In 1640, he married Françoise Langlois. They had three children, although none survived to adulthood.
André Le Nôtre’s first major garden design was undertaken for Nicolas Fouquet, Louis XIV’s Superintendent of Finances. Fouquet began work on the Château de Vaux-le-Vicomte in 1657, employing the architect Louis Le Vau, the painter Charles Le Brun, and Le Nôtre. The three designers worked in partnership, with Le Nôtre laying out a grand, symmetrical arrangement of parterres, pools and gravel walks. Le Vau and Le Nôtre exploited the changing levels across the site, so that the canal is invisible from the house, and employed forced perspective to make the grotto appear closer than it really is. The gardens were complete by 1661, when Fouquet held a grand entertainment for the king. But only three weeks later, on 10 September 1661, Fouquet was arrested for embezzling state funds, and his artists and craftsmen were taken into the king’s service.
From 1661, Le Nôtre was working for Louis XIV to build and enhance the garden and parks of the Château de Versailles. Louis extended the existing hunting lodge, eventually making it his primary residence and seat of power. Le Nôtre also laid out the radiating city plan of Versailles, which included the largest avenue yet seen in Europe, the Avenue de Paris.
In the following century, the Versailles design influenced Pierre Charles L’Enfant’s master plan for Washington, D.C. See, L’Enfant Plan.
In 1661, Le Nôtre was also working on the gardens at the Palace of Fontainebleau. In 1663 he was engaged at Château de Saint-Germain-en-Laye, and Château de Saint-Cloud, residence of Philippe d’Orléans, where he would oversee works for many years. Also from 1663, Le Nôtre was engaged at Château de Chantilly, property of the Prince de Condé, where he worked with his brother-in-law Pierre Desgots until the 1680s. From 1664 he was rebuilding the gardens of the Tuileries, at the behest of Colbert, Louis’s chief minister, who still hoped the king would remain in Paris. In 1667 Le Nôtre extended the main axis of the gardens westward, creating the avenue which would become the Champs-Élysées. Colbert commissioned Le Nôtre in 1670, to alter the gardens of his own château de Sceaux, which was ongoing until 1683.
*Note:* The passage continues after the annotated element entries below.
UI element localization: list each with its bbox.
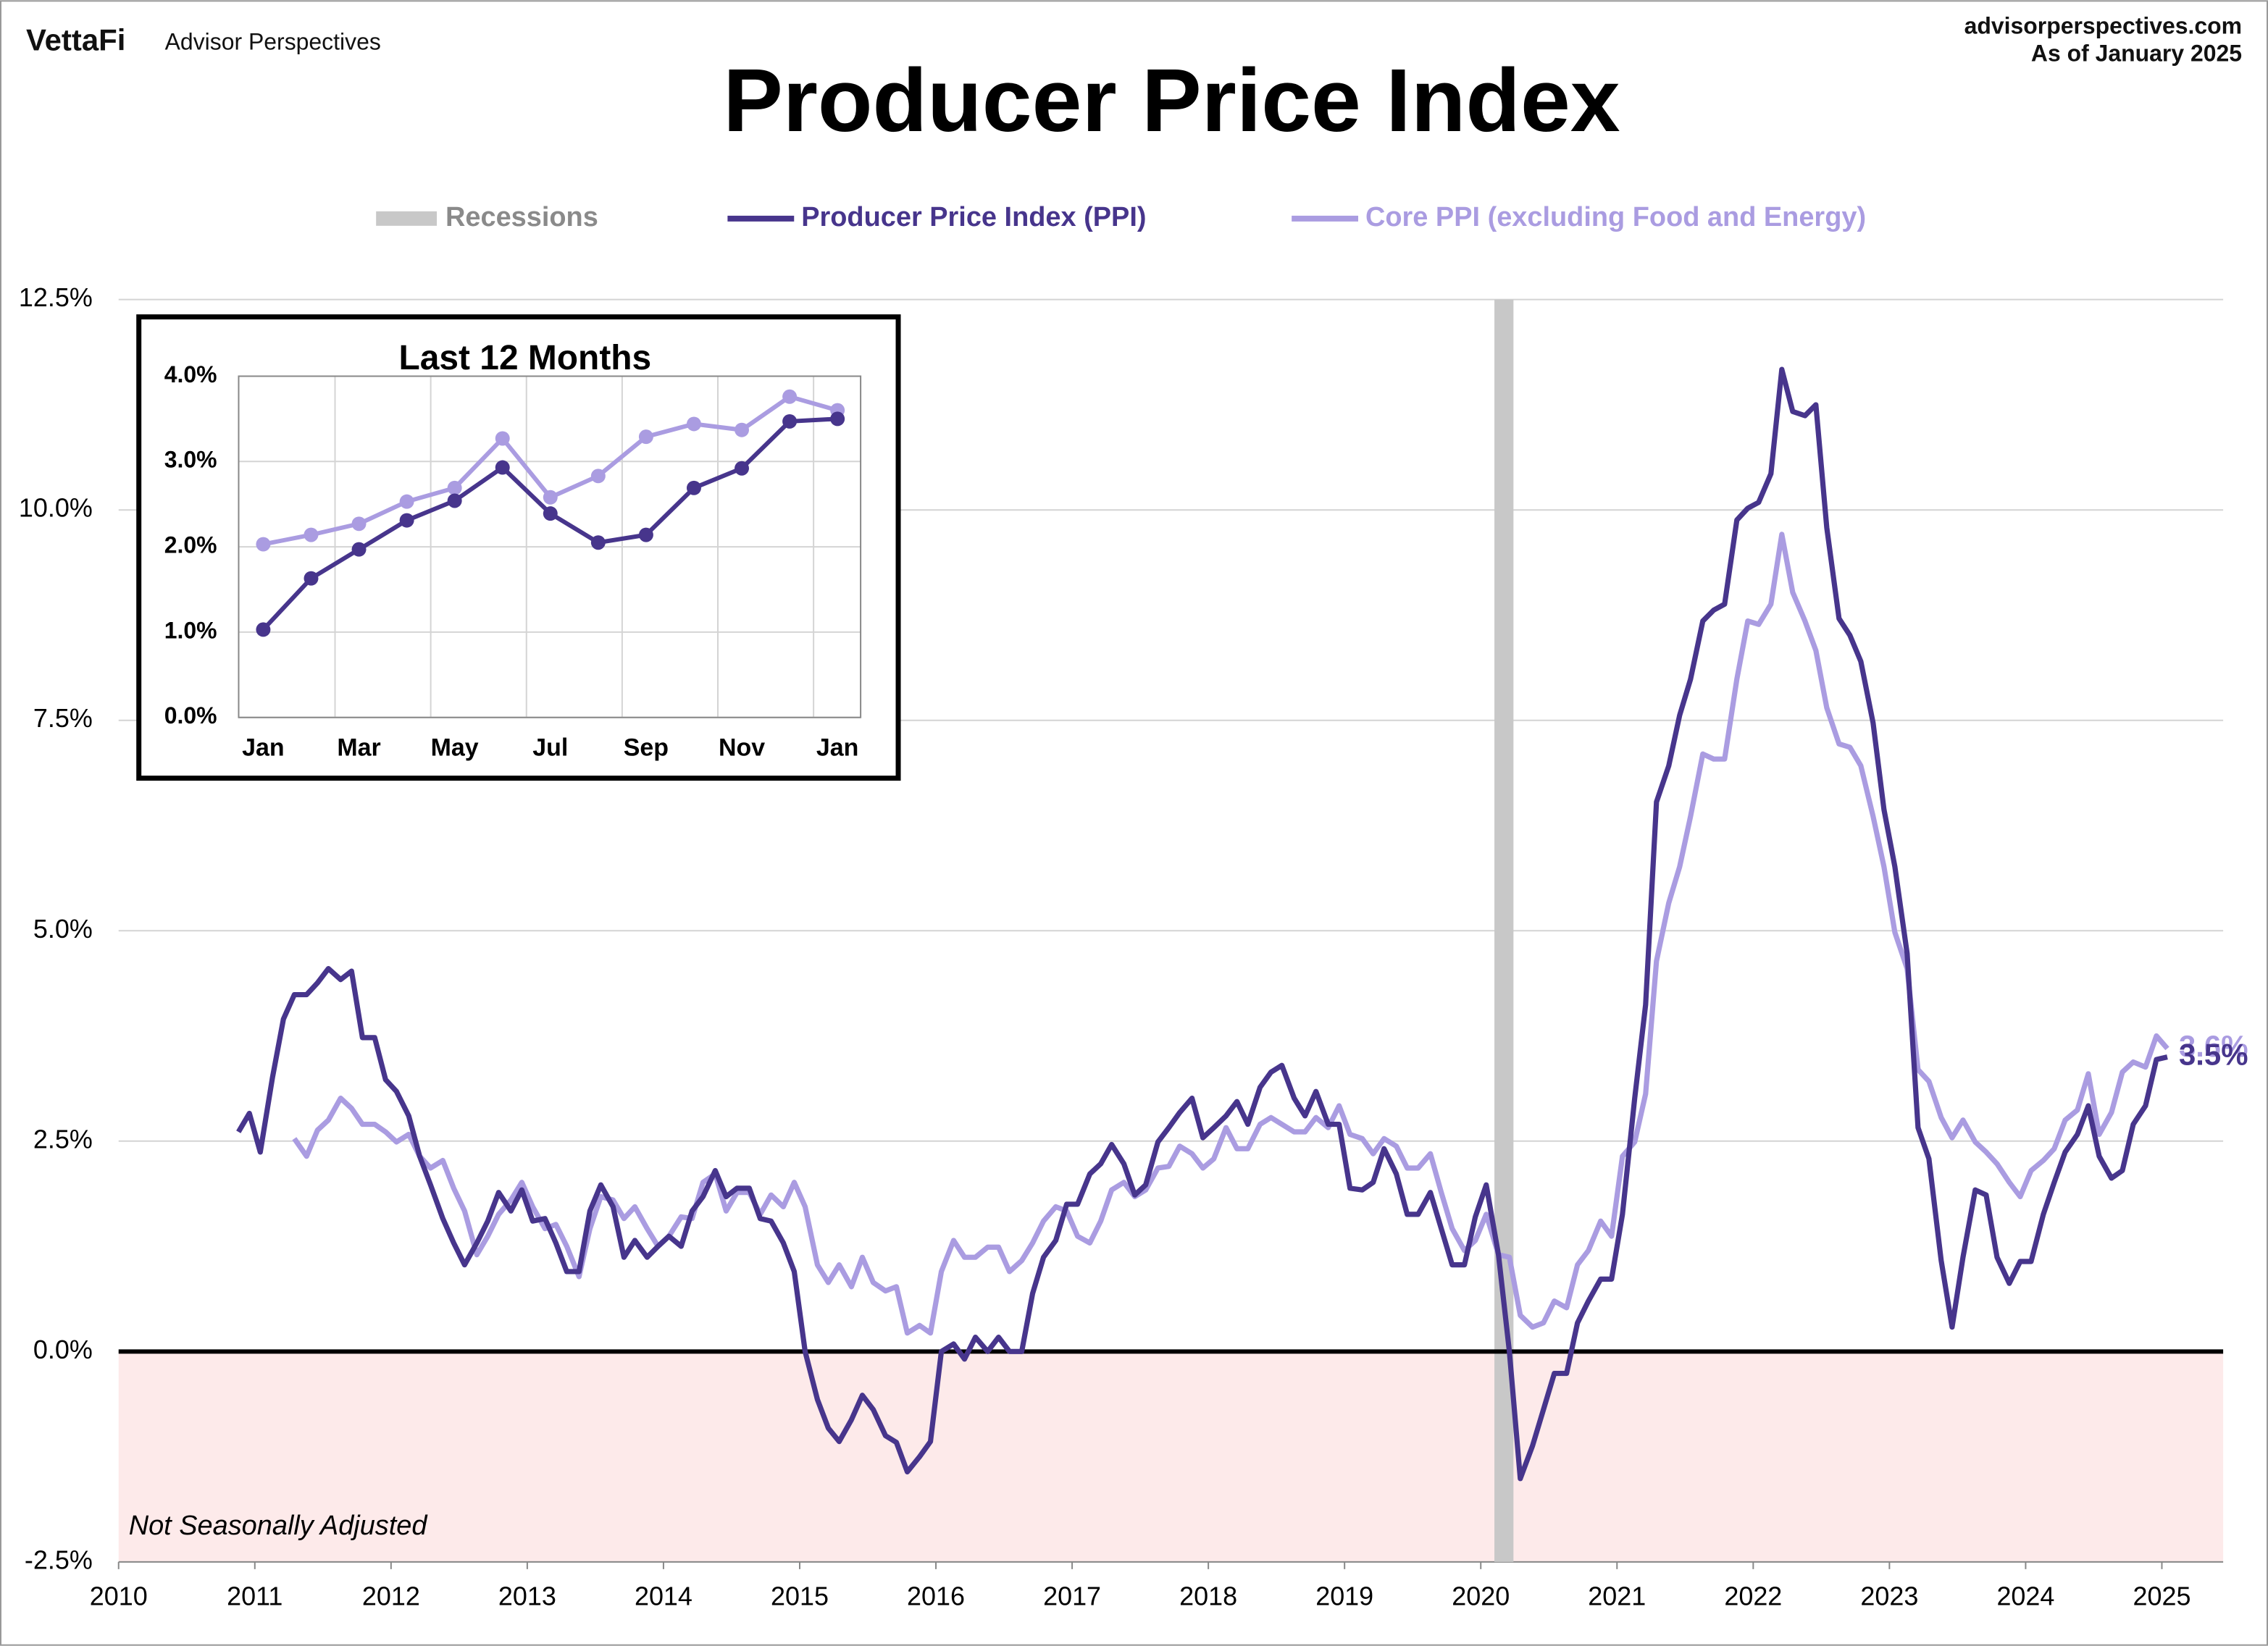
inset-y-tick-label: 3.0%: [164, 447, 217, 473]
inset-chart: Last 12 Months 0.0% 1.0% 2.0% 3.0% 4.0% Jan Ma…: [136, 314, 901, 781]
inset-point: [304, 571, 319, 586]
inset-point: [447, 480, 462, 495]
y-tick-label: 5.0%: [33, 914, 93, 944]
x-tick-label: 2024: [1996, 1581, 2054, 1611]
x-tick-label: 2015: [771, 1581, 829, 1611]
series-line: [236, 366, 2168, 1482]
inset-point: [495, 460, 510, 475]
inset-point: [686, 416, 701, 432]
inset-point: [256, 537, 271, 552]
x-tick-label: 2019: [1315, 1581, 1373, 1611]
inset-y-tick-label: 2.0%: [164, 532, 217, 558]
inset-title: Last 12 Months: [398, 339, 651, 377]
x-tick-label: 2010: [90, 1581, 148, 1611]
x-tick-label: 2023: [1860, 1581, 1918, 1611]
y-tick-label: 2.5%: [33, 1124, 93, 1154]
inset-point: [256, 622, 271, 637]
as-of: As of January 2025: [2031, 41, 2242, 67]
end-label: 3.5%: [2179, 1038, 2248, 1072]
site: advisorperspectives.com: [1964, 13, 2242, 39]
x-tick-label: 2011: [227, 1581, 283, 1611]
inset-point: [543, 506, 558, 521]
inset-point: [351, 542, 367, 557]
inset-point: [782, 389, 798, 404]
inset-point: [735, 422, 750, 437]
publisher: Advisor Perspectives: [165, 29, 381, 55]
negative-region: [118, 1351, 2224, 1562]
legend-label: Recessions: [445, 202, 598, 232]
inset-point: [399, 513, 414, 528]
inset-point: [543, 490, 558, 505]
y-tick-label: -2.5%: [25, 1545, 93, 1574]
x-tick-label: 2013: [498, 1581, 556, 1611]
inset-point: [735, 461, 750, 476]
legend-label: Producer Price Index (PPI): [801, 202, 1146, 232]
inset-plot-frame: [238, 375, 862, 718]
inset-point: [830, 411, 845, 427]
x-tick-label: 2022: [1724, 1581, 1782, 1611]
x-tick-label: 2018: [1179, 1581, 1237, 1611]
x-tick-label: 2025: [2133, 1581, 2191, 1611]
inset-point: [590, 469, 606, 484]
brand: VettaFi: [26, 22, 125, 56]
y-tick-label: 12.5%: [19, 282, 93, 312]
inset-point: [351, 516, 367, 532]
x-tick-label: 2012: [362, 1581, 420, 1611]
end-label: 3.6%: [2179, 1029, 2248, 1063]
inset-point: [686, 480, 701, 495]
inset-x-tick-label: Sep: [624, 734, 669, 762]
legend-label: Core PPI (excluding Food and Energy): [1365, 202, 1866, 232]
inset-x-tick-label: Jul: [532, 734, 568, 762]
inset-y-tick-label: 4.0%: [164, 361, 217, 387]
inset-point: [782, 413, 798, 429]
inset-point: [495, 431, 510, 446]
chart-title: Producer Price Index: [723, 51, 1620, 151]
inset-y-tick-label: 1.0%: [164, 617, 217, 643]
main-chart: -2.5% 0.0% 2.5% 5.0% 7.5% 10.0% 12.5% 2010 2011 2…: [19, 202, 2248, 1611]
y-tick-label: 0.0%: [33, 1335, 93, 1364]
x-tick-label: 2016: [907, 1581, 965, 1611]
inset-point: [638, 527, 653, 542]
x-tick-label: 2017: [1043, 1581, 1101, 1611]
inset-x-tick-label: Jan: [816, 734, 858, 762]
inset-point: [304, 527, 319, 542]
inset-x-tick-label: May: [431, 734, 479, 762]
inset-x-tick-label: Nov: [719, 734, 765, 762]
inset-y-tick-label: 0.0%: [164, 702, 217, 728]
x-tick-label: 2021: [1588, 1581, 1646, 1611]
x-tick-label: 2014: [635, 1581, 692, 1611]
legend-swatch: [376, 211, 438, 226]
y-tick-label: 10.0%: [19, 493, 93, 523]
x-tick-label: 2020: [1452, 1581, 1510, 1611]
inset-point: [638, 429, 653, 445]
inset-x-tick-label: Jan: [242, 734, 284, 762]
inset-point: [590, 535, 606, 550]
inset-point: [447, 493, 462, 508]
inset-point: [399, 494, 414, 509]
inset-x-tick-label: Mar: [337, 734, 380, 762]
y-tick-label: 7.5%: [33, 703, 93, 733]
note: Not Seasonally Adjusted: [129, 1511, 429, 1541]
In 1662, he provided designs for Greenwich Park in London, for Charles II of England. In 1670 Le Nôtre conceived a project for the Castle of Racconigi in Italy, and between 1674 and 1698 he remodelled the gardens of Venaria Reale, near Turin. In 1679, he visited Italy. His later advice was provided for Charlottenburg Palace and château de Cassel in Germany, and with plans for Windsor Castle.
Between 1679 and 1691, he was involved in the planning of the gardens of Château de Meudon for François-Michel le Tellier, Marquis.
His work has often been favorably compared and contrasted (“the antithesis”) to the œuvre of Lancelot “Capability” Brown, the English landscape architect.